福祉事業では、制度改定が定期的に実施されます。ともすれば、制度改定への対応が遅れ、事業損失につながることも想定されます。これもリスクの一つでしょう。

このように、組織全体で実施するリスク評価だけでなく、内部監査はさらに詳細に綿密に、組織・事業・部署等のリスクをピックアップし、リスクの度合い(顕在化の際の損失の度合い)を考慮していくことが極めて重要だと思います。

なぜ、このようなリスクを取り込むかは、明確です。
リスクの顕在化はとりもなおさず、不祥事や事故、不正へ直結することであり、これを防止する事は、内部監査の重要な役割であるからです。

一方で、内部監査の資源(人的資源・時間や予算)には限りがあります。業務や事業の全てをもれなく監査することは不可能です。だからこぞ、リスクの重要性の高い処へ資源を集中する事が必要になります。=監査リスクの低減=

効率よく、アシュアランス(保証)するために、リスクベース監査の視点は欠かせないものなのです。・・・以前に記した「内部監査って役に立つの?①」で、具体的な事象も書いていますので、参考にしてみてください。
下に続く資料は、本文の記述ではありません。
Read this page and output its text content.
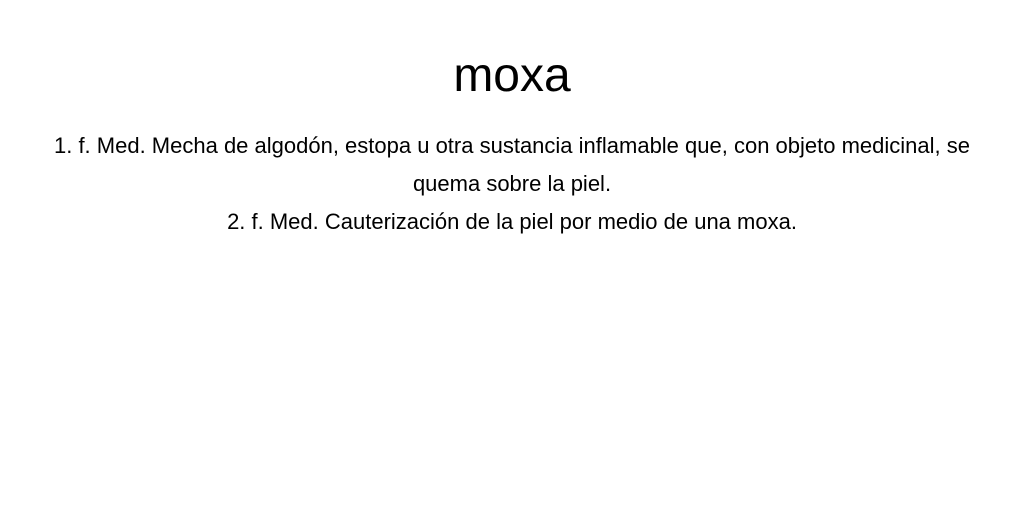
moxa
1. f. Med. Mecha de algodón, estopa u otra sustancia inflamable que, con objeto medicinal, se quema sobre la piel.
2. f. Med. Cauterización de la piel por medio de una moxa.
リスクベース監査については、「監査報告書の指摘事項と改善提案」(藤井範彰先生著)の中で、詳細に記載されていますので是非ご覧ください。

一部抜粋して掲載します。

リスクベース監査とは、リスクの評価に基づき、リスクの程度に応じて、組織的・体系的に監査対象・監査リソースの配分を決定する監査の事。 「組織的・体系的に」というのがポイントで、一定のルールを決めて、まず、リスクを評価し、その結果(高・中・低など)に応じて、システマティックにそれに合う監査手法を選ぶという、リスクと監査手法のリンゲージ(関連付け)を一定の法則性を持って行うという方法。